Les ingénieurs sont satisfaits de leur emploi mais jugent leur rémunération trop faible
Source : Le Monde
Annie Kahn
Article paru dans l’édition du 21.10.05
DEVENIR ingénieur après avoir fait une "grande école" a longtemps été considéré, en France, comme l’aboutissement d’un parcours scolaire réussi. Depuis plusieurs années, l’attrait des carrières financières ou de gestion a bousculé cette tradition. Les brillants élèves se sont mis à préparer d’autres concours que ceux des écoles d’ingénieurs, et ceux qui sortent diplômés de ces dernières optent pour des carrières plus gratifiantes financièrement.
Il ne faut néanmoins pas exagérer ce phénomène, estiment les auteurs de la 16e enquête socioprofessionnelle du Conseil national des ingénieurs et des scientifiques de France (Cnisf), publiée début octobre. "Contrairement à une crainte parfois exprimée, les débutants ne fuient pas les métiers techniques -…-. Les activités non techniques (commerciales, administratives) ou d’enseignement ou autres ne représentent que 14,2 % des premiers emplois", écrivent-ils.
Selon la même étude, 80 % d’entre eux estiment que l’intérêt du travail est leur principal motif de satisfaction. En revanche, le niveau de stress, la qualité de l’organisation de l’entreprise et la rémunération sont le plus souvent cités comme des motifs d’insatisfaction. Le salaire moyen annuel des ingénieurs débutants est de 30 000 euros. Et celui des ingénieurs confirmés (âgés de 45 à 59 ans) est de 75 240 euros. Ces derniers gagnent en moyenne 11 % de plus quand ils travaillent dans une société d’ingénierie.
MANQUE DE JEUNES DIPLÔMÉS
Les ingénieurs sont de plus en plus nombreux à travailler à l’étranger. Le pourcentage de ceux qui exercent en dehors de l’Hexagone est passé de 6,9 %, en 2000, à 13,3 %, en 2004. Par rapport à la moyenne française, ils sont peu nombreux (4,6 %) à être au chômage. Ce taux est plus élevé (8 %) pour les plus âgés (45 à 59 ans).
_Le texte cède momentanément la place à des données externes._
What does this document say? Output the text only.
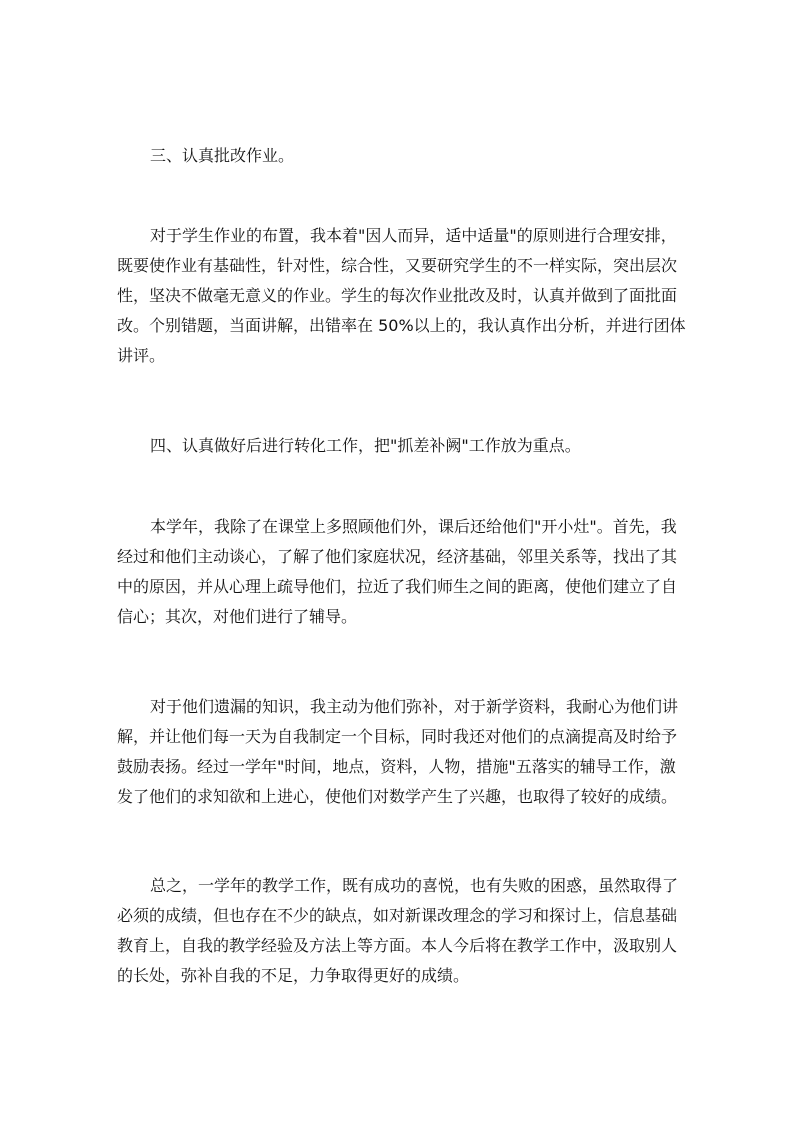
三、认真批改作业。

对于学生作业的布置，我本着"因人而异，适中适量"的原则进行合理安排，
既要使作业有基础性，针对性，综合性，又要研究学生的不一样实际，突出层次
性，坚决不做毫无意义的作业。学生的每次作业批改及时，认真并做到了面批面
改。个别错题，当面讲解，出错率在 50%以上的，我认真作出分析，并进行团体
讲评。

四、认真做好后进行转化工作，把"抓差补阙"工作放为重点。

本学年，我除了在课堂上多照顾他们外，课后还给他们"开小灶"。首先，我
经过和他们主动谈心，了解了他们家庭状况，经济基础，邻里关系等，找出了其
中的原因，并从心理上疏导他们，拉近了我们师生之间的距离，使他们建立了自
信心；其次，对他们进行了辅导。
对于他们遗漏的知识，我主动为他们弥补，对于新学资料，我耐心为他们讲
解，并让他们每一天为自我制定一个目标，同时我还对他们的点滴提高及时给予
鼓励表扬。经过一学年"时间，地点，资料，人物，措施"五落实的辅导工作，激
发了他们的求知欲和上进心，使他们对数学产生了兴趣，也取得了较好的成绩。
总之，一学年的教学工作，既有成功的喜悦，也有失败的困惑，虽然取得了
必须的成绩，但也存在不少的缺点，如对新课改理念的学习和探讨上，信息基础
教育上，自我的教学经验及方法上等方面。本人今后将在教学工作中，汲取别人
的长处，弥补自我的不足，力争取得更好的成绩。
Globalement, le secteur souffrirait plutôt d’un manque de jeunes diplômés. Car l’attrait pour les métiers techniques relevé par le Cnisf ne concerne que les personnes ayant fait le choix de suivre des études d’ingénieurs. Il ne rend donc pas compte de l’érosion provoquée en amont par l’intérêt pour d’autres professions.
Pour stopper ce phénomène, il faudrait que les ingénieurs soient mieux rémunérés. "Un avocat d’affaires est bien mieux payé qu’un ingénieur", s’insurge Claude Martinand, vice-président du conseil général des Ponts et Chaussées. "Or, si un ingénieur des Ponts a fait du droit et de la finance, un financier est incapable de construire un pont ! Ce travail est non seulement difficile, mais il fait aussi supporter à celui qui l’exerce d’énormes responsabilités" , ajoute-t-il.
A tel point que les assureurs rechigneraient à assurer les entreprises d’ingénierie. Celles-ci sont en effet responsables des constructions dont elles ont fait les études, alors qu’elles ne touchent que 5 % à 10 % du coût de l’ouvrage. "Si un gros sinistre survient, elles déposent le bilan" , explique Yann Leblais, président de la Fédération européenne des sociétés d’ingénierie. Dans de nombreux pays, comme aux Etats-Unis, les responsabilités sont proportionnelles à la rémunération.